For parents, relatives, friends and other loved ones, the fear triggered at the first reports must be instant agony—the not knowing, the inability to immediately find out whether your child, nephew, buddy, neighbor or church member is among the dead, one of those with life-threatening injuries, wounded, or safe but scared and scarred by the experience. How long those moments of wondering must be! For some, there will be the amazing relief of finding them still alive and healthy; for others, unspeakable pain and sorrow.
For teachers, cooks, custodians, coaches, maintenance workers, grounds keepers, office workers and administrators, the unspeakable and unimaginable has become reality. The place they tried to make safe is not, the students to whom they had dedicated their best efforts and most genuine talents have been targeted, torn and some have been taken. I have little idea how they even begin to comprehend the tragedy and its implications.
For first responders, especially in small communities, the scene must be primal in its terribleness. These bleeding and dying are not nameless strangers; these are youngsters that you know, teachers that you had, neighbors, relatives, friends. In spite of the trauma and the complete possibility that shots are still being fired, they rush in to protect, to rescue, to defend, to do whatever can be done to prevent greater harm and to try and save lives and limbs.
The small towns that once believed this could never come to them, who had watched the news of other places, now face the fact that this truly can happen anywhere.

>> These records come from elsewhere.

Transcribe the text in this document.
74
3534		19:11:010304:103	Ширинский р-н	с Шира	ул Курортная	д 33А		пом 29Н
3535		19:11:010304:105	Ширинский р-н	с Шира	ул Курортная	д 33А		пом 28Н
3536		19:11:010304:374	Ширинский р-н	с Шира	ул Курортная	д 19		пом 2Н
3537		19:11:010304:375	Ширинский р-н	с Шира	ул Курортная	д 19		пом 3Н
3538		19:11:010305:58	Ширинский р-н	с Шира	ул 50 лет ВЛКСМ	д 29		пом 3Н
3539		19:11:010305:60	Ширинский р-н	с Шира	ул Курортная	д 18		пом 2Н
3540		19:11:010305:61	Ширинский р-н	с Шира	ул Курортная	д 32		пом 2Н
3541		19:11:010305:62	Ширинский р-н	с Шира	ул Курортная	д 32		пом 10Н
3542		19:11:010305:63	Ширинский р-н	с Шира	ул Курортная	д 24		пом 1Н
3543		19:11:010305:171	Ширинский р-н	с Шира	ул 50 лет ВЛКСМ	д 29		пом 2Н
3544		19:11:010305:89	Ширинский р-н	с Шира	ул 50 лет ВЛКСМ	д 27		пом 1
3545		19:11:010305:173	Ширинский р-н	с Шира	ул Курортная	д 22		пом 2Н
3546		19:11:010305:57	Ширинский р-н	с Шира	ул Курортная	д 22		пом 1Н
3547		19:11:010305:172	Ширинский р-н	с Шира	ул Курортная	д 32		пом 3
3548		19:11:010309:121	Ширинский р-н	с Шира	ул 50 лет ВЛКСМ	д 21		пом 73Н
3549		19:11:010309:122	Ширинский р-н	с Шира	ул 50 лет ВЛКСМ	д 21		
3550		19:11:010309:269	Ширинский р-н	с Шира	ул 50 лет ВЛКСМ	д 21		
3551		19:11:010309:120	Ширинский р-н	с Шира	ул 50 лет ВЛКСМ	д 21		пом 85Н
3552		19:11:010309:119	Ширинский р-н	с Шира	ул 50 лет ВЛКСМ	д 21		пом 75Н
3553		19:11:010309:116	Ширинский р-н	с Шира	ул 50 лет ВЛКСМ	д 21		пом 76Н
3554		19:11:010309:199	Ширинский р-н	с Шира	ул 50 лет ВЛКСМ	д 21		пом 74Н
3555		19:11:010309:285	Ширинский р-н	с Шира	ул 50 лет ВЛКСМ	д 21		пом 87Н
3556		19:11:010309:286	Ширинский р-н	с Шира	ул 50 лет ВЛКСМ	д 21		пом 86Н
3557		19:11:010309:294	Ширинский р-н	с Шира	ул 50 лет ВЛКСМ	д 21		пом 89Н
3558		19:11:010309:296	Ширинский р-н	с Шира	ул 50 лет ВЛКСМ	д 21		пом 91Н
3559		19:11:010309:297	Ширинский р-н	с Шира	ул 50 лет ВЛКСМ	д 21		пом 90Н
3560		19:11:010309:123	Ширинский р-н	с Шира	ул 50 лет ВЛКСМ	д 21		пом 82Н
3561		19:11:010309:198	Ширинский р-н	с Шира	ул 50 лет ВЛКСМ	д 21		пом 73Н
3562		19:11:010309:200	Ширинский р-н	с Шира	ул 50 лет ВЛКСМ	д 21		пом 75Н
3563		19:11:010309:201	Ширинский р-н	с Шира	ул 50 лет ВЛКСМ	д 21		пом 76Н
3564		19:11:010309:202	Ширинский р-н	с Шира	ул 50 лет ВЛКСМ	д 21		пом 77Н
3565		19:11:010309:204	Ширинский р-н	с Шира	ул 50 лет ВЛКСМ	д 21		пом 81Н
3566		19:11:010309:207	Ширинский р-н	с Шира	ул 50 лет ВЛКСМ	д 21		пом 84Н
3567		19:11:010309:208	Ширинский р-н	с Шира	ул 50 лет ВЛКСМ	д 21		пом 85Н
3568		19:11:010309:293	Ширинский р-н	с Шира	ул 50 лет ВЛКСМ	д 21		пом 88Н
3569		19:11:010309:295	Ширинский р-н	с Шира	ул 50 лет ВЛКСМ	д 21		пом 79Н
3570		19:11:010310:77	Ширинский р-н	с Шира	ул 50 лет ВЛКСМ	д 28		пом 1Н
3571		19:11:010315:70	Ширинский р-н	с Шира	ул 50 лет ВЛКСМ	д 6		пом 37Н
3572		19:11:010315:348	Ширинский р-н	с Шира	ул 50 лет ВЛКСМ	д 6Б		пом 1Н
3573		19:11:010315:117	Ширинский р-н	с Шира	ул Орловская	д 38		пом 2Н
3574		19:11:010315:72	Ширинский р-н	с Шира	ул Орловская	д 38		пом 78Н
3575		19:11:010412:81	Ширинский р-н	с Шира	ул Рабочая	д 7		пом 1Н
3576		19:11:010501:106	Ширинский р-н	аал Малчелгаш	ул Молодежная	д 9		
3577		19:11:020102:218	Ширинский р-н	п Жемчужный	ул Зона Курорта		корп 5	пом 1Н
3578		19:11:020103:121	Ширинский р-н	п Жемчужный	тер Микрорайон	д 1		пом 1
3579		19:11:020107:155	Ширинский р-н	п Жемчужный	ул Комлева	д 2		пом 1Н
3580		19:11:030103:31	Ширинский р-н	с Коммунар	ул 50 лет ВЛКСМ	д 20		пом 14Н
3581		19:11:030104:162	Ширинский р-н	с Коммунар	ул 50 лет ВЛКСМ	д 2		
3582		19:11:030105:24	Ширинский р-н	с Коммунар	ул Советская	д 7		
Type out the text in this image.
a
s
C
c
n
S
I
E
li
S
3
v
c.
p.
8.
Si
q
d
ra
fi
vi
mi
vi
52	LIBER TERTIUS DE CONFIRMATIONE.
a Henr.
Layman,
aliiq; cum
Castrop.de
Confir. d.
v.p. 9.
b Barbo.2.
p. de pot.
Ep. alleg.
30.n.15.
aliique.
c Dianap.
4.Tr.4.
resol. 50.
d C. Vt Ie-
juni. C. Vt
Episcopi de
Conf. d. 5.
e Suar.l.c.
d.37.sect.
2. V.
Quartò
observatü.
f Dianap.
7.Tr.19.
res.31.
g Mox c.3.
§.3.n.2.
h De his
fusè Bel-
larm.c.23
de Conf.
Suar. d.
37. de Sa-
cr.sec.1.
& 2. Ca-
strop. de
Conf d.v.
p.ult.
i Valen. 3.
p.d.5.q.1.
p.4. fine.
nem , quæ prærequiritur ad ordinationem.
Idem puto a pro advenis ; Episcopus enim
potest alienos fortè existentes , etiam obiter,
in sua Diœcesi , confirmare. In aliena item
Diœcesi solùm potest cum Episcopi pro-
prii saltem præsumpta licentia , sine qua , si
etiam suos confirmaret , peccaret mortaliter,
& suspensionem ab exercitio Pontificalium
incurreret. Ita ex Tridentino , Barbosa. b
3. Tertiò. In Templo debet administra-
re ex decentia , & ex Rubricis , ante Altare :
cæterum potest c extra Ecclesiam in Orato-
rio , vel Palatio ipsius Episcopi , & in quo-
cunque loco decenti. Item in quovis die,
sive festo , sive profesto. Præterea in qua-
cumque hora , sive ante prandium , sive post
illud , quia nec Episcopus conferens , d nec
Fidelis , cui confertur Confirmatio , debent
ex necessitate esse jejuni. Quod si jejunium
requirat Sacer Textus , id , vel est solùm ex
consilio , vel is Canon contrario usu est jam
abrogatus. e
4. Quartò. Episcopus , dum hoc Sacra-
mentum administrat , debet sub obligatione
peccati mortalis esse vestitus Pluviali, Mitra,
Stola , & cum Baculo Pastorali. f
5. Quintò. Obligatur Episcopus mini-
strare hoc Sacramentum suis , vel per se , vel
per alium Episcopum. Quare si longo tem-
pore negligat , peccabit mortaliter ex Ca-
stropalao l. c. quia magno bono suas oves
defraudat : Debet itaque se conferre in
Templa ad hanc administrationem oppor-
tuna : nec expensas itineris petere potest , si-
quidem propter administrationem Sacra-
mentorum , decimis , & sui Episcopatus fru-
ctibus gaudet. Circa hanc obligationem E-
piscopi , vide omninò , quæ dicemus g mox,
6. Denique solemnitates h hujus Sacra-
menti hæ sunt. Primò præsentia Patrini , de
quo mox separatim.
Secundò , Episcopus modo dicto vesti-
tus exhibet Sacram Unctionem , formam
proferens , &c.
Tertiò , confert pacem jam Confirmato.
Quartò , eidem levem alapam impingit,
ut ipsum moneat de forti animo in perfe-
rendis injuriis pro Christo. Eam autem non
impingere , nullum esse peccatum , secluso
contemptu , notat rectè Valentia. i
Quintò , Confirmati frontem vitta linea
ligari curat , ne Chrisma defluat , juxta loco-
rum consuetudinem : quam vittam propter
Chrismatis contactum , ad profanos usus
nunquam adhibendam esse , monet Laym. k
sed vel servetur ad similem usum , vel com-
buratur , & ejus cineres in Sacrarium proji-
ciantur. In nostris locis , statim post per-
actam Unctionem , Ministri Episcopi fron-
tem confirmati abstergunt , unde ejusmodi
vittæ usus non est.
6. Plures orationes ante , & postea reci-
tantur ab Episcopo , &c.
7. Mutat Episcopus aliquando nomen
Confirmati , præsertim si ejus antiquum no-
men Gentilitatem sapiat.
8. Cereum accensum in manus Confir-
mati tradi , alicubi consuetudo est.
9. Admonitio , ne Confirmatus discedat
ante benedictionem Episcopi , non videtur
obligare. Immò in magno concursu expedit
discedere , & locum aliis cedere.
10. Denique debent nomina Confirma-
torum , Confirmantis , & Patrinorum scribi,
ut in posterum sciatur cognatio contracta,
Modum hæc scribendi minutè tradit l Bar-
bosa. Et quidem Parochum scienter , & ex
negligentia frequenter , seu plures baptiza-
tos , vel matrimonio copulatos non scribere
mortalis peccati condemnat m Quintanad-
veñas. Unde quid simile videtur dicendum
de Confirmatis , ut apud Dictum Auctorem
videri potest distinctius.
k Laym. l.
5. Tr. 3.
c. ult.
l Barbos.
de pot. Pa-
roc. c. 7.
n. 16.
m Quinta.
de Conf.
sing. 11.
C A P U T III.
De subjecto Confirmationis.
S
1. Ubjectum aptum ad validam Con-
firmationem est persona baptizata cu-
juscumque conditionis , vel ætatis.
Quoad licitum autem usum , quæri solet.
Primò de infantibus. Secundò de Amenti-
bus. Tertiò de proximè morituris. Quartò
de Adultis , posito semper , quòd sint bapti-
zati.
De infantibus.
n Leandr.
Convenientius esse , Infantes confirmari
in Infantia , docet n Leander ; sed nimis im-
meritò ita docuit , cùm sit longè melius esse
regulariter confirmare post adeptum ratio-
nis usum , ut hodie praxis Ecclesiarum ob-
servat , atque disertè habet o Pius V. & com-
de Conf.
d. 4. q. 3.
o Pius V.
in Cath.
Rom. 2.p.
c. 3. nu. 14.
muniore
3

There is no place beyond the touch of anger, hatred, malice, malevolence and violence. If it can happen in Benton, Kentucky, it can happen in Winfield, Kansas.
I know this, I force its awareness upon my thinking and I also force myself to remember this: even in these places of senseless tragedy, people respond with courage and caring. People of different faiths embrace one another and others. The artificial barriers of color and code, culture and cause, pride and prejudice, all disappear for a while and help is offered, received and appreciated. People weep with one another, endure the shock together and turn toward survival and recovery, even when they doubt the possibility. In spite of their anger, rage and agony, people will seek the welfare of others.
Even as I grieve at the horror, I am moved once again by the way that we seek to do good even in the most horrible circumstances. We are indeed, both wretched and wonderful creatures, formed from dirt yet fashioned into the image of God.